In Laos, he predictably loved everything, including ant egg omelets, calling it “magical” and “an enchanted place that no one knows about.” His old self came through only when he admitted wanting to spit out those salty swallows that had an “unpalatable aftertaste.”
One interesting reference to Ottavia came up in that episode. When one of his hosts graciously wished for him to “get lots of money, make lots of money,” Tony smiled and said, “My wife has the same wish.”
In Uruguay, Montivideo was “charming.” He seemed to relish his brother Chris’ company, and even shared valuable pointers on marathon eating: Skip the potatoes and veggies, and use bread only for sopping up sauce.
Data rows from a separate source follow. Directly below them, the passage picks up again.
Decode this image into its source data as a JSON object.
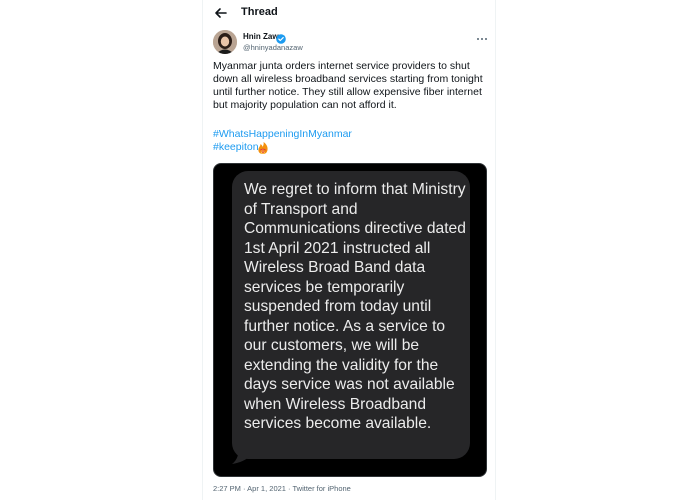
{
  "header": {
    "title": "Thread",
    "back_icon": "arrow-left-icon"
  },
  "author": {
    "display_name": "Hnin Zaw",
    "handle": "@hninyadanazaw",
    "verified": true,
    "verified_color": "#1d9bf0"
  },
  "tweet": {
    "text": "Myanmar junta orders internet service providers to shut down all wireless broadband services starting from tonight until further notice. They still allow expensive fiber internet but majority population can not afford it.",
    "hashtags": [
      "#WhatsHappeningInMyanmar",
      "#keepiton"
    ],
    "hashtag_color": "#1d9bf0",
    "emoji_icon": "fire-wifi-icon"
  },
  "media": {
    "message_text": "We regret to inform that Ministry of Transport and Communications directive dated 1st April 2021 instructed all Wireless Broad Band data services be temporarily suspended from today until further notice. As a service to our customers, we will be extending the validity for the days service was not available when Wireless Broadband services become available."
  },
  "footer": {
    "meta": "2:27 PM · Apr 1, 2021 · Twitter for iPhone"
  }
}
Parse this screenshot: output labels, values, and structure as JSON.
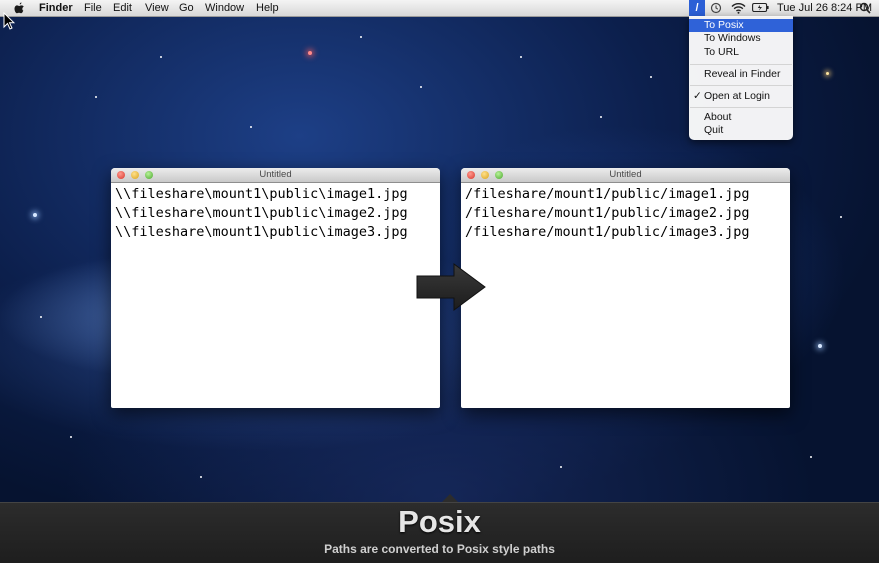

His lyrical wit peeked through when he described their pig-out on piles of meat at Estancia del Puerto as a “glorious, joyous miasma of meatness.”
But then he balked at killing an armadillo when he saw it trembling, calling it “deeply disturbing.” As they ate it, he said, “This will haunt my dreams – really.”
Perhaps he was considering an armadillo as Ariane’s first pet, one of the few animals he could promise Ottavia would never shed on the furniture.
As usual, the locales were lovely, the food intriguing, the company stimulating. The only thing missing was Tony’s trademark snark. It’s gone. Without cynicism, he’s doomed.
If he doesn’t snap out of it, he’s going to be washed up, No. 3 behind Samantha Brown (who’s experimenting with feistiness these days) and – ugh! – Andrew Zimmern.
I wish they’d make Tony go somewhere he’d be totally miserable, just to get him back on his game.
On second thought, that would be advocating torture of a fellow human being as entertainment, and I can’t go there.